Более двадцати километров остаются позади. Колонна медленно тянется через тюремные ворота, наверху которых написано: «Дадим рекордные планы!» На вышке стоит постовой. Он смотрит, как измученные люди еле переставляют ноги. Кого-то ведут под руки. Вереницу замыкают женщины.

Всех выстраивают в две шеренги напротив длинного барака и начинают перекличку. Пересчитывают. Начальник лагеря в военной форме громко зачитывает распорядок дня и правила поведения в исправительном учреждении. Егор пытается вникнуть в речь, но вместо этого его мозг улавливает лишь отдельные слова. Ноющая боль в спине после удара палкой отступает, а на смену ей приходит ощущение, будто железный штырь с шипами всадили ему в позвоночник и теперь прокручивают при малейшем движении руки или ноги. На секунду ему кажется, что это даже хорошо, потому что отвлекает от самых страшных мыслей – мыслей о голоде. Егор вспоминает, как в 1932-м голодные люди теряли рассудок, превращаясь в животных. «И на что только не способен голодный человек!» – думает Егор и засовывает руку в карман. Нащупывает хлеб.

– Выйти из строя, – доносится чей-то голос.

Егор не слышит. Он держит кусочек хлеба, и все мысли только о нём. Начальник лагеря подходит к Егору и останавливается перед ним.

– Вывернуть карманы, – строго говорит он.

Тёмка стоит неподалёку за спиной председателя. Наблюдает. Егор растерян. Он нерешительно вытаскивает руку и выворачивает карманы.
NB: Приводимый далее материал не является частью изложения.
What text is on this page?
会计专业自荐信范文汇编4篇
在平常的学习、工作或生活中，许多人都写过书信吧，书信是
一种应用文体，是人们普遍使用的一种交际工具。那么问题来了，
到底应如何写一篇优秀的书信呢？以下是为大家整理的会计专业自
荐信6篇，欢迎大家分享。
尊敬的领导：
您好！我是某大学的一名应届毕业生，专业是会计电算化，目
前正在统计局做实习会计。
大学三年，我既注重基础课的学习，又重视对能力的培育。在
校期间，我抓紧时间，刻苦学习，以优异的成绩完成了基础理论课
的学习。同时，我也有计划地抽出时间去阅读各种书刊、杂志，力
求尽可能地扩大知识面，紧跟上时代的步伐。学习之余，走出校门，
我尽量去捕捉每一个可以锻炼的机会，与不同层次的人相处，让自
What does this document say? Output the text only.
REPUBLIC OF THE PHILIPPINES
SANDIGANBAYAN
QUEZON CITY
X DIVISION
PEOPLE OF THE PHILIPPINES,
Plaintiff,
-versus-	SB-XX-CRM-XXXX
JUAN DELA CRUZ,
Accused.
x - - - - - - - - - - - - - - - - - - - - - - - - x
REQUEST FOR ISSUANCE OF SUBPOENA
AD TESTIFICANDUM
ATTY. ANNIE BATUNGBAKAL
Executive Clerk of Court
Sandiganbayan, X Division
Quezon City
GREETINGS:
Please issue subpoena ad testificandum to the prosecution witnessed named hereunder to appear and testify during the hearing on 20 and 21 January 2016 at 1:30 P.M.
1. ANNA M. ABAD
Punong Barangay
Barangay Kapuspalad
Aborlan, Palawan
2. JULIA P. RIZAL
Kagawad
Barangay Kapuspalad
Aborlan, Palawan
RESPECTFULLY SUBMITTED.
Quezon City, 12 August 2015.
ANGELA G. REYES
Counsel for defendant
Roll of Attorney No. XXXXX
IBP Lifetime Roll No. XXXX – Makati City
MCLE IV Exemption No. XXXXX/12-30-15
На землю падает хлеб.

– Фамилия.

– Байков.

– Когда в строю – руки по швам! – орёт начальник. – Первое правило нарушено. Когда говорю выйти из строя – шаг вперёд. Второе правило нарушено. За нарушение идёт наказание. Сегодня лишаешься ужина. Все, кто попытается поделиться едой, будут наказаны!

Рядом с Егором стоит заключённый. Его голова высоко поднята, а глаза так и тянутся вниз. Он следит за блестящим сапогом начальника, который вот-вот наступит на хлеб. Молодой мужчина, затаив дыхание, медленно тянет ногу к хлебу. Мыском рваного башмака он отбрасывает кусочек. В этот момент начальник со всей силы наносит удар ему по ноге. Раздаётся хруст. Мужчина вскрикивает и падает, держась за сломанную ногу.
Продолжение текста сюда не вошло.